Getting a quick presentation on updates to the Use Tables, work which started in 2018. Prior to that, they were last updated in the 1990s.…
What are use tables? Basically, they say what can go where in the built environment (houses, biz, retail, restaurants, industry, etc.)
Phase 1 of this project was finished in 2019, where council mostly dealt with housing and office space.…
We're in Phase 2 now, which is broken up into 3 parts
- Technical changes to make tables easier to read/use (what we're doing tonight)
- Industrial / East Boulder Subcommunity Plan implementation (summer/fall 2022)
- 15-min neighborhoods/neighborhood centers (winter 2022/2023)
"After years of amendments, Boulder’s use table is now lengthy and complex and there are many opportunities for simplification," staff wrote. "A proliferation of inconsistent changes over time have increased the complexity of what is intended to be a helpful reference guide."
For example: Boulder has nine different tables displayed online. Most cities have one.
Why does this matter?
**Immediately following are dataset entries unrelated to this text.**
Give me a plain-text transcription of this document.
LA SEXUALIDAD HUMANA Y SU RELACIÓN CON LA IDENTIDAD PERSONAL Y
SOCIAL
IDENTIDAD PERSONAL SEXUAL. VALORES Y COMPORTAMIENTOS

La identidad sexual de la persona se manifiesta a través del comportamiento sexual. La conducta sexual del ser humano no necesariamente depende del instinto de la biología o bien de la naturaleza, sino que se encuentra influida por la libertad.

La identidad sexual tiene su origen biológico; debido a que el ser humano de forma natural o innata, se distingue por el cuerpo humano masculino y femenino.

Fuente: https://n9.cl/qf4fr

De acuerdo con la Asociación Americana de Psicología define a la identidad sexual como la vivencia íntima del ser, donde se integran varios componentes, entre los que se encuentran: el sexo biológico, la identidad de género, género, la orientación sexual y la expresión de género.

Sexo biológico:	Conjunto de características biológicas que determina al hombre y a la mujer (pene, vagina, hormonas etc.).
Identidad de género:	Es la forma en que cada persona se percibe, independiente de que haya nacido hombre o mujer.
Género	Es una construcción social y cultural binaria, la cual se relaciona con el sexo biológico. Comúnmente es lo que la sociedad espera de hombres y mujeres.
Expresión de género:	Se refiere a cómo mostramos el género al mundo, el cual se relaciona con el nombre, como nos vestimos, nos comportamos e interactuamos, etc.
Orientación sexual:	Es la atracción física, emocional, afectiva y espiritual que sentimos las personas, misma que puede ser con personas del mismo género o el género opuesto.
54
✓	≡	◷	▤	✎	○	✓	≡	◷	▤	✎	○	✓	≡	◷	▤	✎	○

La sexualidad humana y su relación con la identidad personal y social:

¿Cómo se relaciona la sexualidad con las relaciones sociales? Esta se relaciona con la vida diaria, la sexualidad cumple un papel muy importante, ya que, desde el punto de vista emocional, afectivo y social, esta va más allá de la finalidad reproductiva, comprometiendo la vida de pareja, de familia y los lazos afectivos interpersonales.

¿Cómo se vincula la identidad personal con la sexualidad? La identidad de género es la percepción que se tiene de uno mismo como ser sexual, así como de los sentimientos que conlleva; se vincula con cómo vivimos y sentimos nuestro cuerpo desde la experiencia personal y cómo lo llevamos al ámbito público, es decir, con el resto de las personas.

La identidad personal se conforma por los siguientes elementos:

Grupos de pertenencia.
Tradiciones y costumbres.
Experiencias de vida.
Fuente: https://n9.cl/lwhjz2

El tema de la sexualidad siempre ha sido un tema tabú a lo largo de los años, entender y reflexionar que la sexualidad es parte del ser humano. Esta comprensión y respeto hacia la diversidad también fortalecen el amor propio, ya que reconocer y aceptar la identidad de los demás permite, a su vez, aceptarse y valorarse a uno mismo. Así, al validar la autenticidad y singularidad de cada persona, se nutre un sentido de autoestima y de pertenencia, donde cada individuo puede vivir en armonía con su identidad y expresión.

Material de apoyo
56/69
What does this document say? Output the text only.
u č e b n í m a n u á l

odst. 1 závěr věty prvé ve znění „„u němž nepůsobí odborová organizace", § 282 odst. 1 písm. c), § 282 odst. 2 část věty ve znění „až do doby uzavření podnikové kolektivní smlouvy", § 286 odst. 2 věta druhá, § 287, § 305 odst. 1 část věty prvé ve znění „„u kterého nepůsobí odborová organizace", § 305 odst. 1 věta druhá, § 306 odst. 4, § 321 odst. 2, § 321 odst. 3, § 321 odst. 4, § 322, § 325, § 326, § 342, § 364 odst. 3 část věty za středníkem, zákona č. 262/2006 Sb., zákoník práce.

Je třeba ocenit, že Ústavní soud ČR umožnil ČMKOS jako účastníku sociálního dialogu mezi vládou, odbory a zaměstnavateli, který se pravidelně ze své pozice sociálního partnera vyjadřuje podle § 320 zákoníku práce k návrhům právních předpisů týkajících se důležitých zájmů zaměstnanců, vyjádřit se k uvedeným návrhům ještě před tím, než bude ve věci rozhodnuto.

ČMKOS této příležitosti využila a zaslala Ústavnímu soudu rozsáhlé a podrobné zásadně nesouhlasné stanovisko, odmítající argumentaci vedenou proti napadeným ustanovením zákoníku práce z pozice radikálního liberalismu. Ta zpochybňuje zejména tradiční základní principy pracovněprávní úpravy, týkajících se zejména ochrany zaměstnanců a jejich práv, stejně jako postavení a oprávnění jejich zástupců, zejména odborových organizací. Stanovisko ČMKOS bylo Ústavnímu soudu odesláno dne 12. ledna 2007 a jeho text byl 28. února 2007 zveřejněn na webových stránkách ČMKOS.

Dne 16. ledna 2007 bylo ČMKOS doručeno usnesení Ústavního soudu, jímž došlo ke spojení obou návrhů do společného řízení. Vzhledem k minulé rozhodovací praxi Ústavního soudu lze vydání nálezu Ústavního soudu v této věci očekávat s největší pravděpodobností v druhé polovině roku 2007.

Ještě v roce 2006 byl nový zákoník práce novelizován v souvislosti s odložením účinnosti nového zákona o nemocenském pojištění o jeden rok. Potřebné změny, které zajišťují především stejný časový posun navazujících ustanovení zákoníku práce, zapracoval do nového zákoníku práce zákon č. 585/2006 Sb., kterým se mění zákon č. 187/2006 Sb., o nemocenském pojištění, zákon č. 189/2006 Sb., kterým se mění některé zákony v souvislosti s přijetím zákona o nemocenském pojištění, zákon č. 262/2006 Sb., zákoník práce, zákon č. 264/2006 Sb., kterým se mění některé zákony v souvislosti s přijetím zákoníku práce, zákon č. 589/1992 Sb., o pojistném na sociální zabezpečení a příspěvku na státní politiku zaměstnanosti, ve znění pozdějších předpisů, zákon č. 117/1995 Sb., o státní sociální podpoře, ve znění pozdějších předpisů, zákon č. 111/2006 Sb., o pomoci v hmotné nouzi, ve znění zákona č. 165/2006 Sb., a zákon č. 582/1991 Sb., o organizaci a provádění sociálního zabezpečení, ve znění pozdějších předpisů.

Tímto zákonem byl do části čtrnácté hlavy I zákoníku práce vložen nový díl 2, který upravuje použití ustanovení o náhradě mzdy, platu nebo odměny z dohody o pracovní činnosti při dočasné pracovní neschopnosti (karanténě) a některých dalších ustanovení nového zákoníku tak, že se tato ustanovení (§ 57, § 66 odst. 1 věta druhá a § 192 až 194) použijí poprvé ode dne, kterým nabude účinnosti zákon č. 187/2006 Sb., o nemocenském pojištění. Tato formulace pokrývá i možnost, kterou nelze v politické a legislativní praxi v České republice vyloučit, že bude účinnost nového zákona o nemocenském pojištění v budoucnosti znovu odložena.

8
Because if you're trying to build something, or redevelop something, or start a business, you need to know if you legally can in whatever particular spot you're looking at.

More complicated tables make that more difficult.
Staff: "No significant changes have been made to the regulatory allowances of any use in the use table during this module of work" That's for later phases.

Planning Board unanimously approved these changes.
I'm not gonna get into the weeds on this one for you (though I did for myself and my notes if you are REALLY curious) but here are the rough changes made during this time:
- Creation of a “use standards” section - removes info like size, hours of operation, etc. from use titles and puts them in a separate section; this is what other cities do
- Doing away w/the “limited use” category; created in Phase 1 but now staff believes it has proven to increase the perceived complexity (and) may not be intuitive to users as it requires cross-referencing of multiple tables to understand what types of uses are allowed"
- Table will instead indicate when there are additional conditions and user needs to see the use standards section for more info

- Will also be color-coded and with bolded subheads for easier readability
- Outdated uses being removed; examples: newsstands, beauty parlors, travel agencies, junior and senior high school, data processing centers, computer design and development, and telecommunications

- Some uses need defined; others need shortened or combined
and lastly
Categories have been simplified to Residential, Commercial, Industrial, Public/Institutional/Community, Agriculture/Natural Resource and Accessory Uses
That could prob still use some translation for ya'll, but that's as good as you're gonna get. Like I said, nothing major. Stay tuned for future phases... those will be.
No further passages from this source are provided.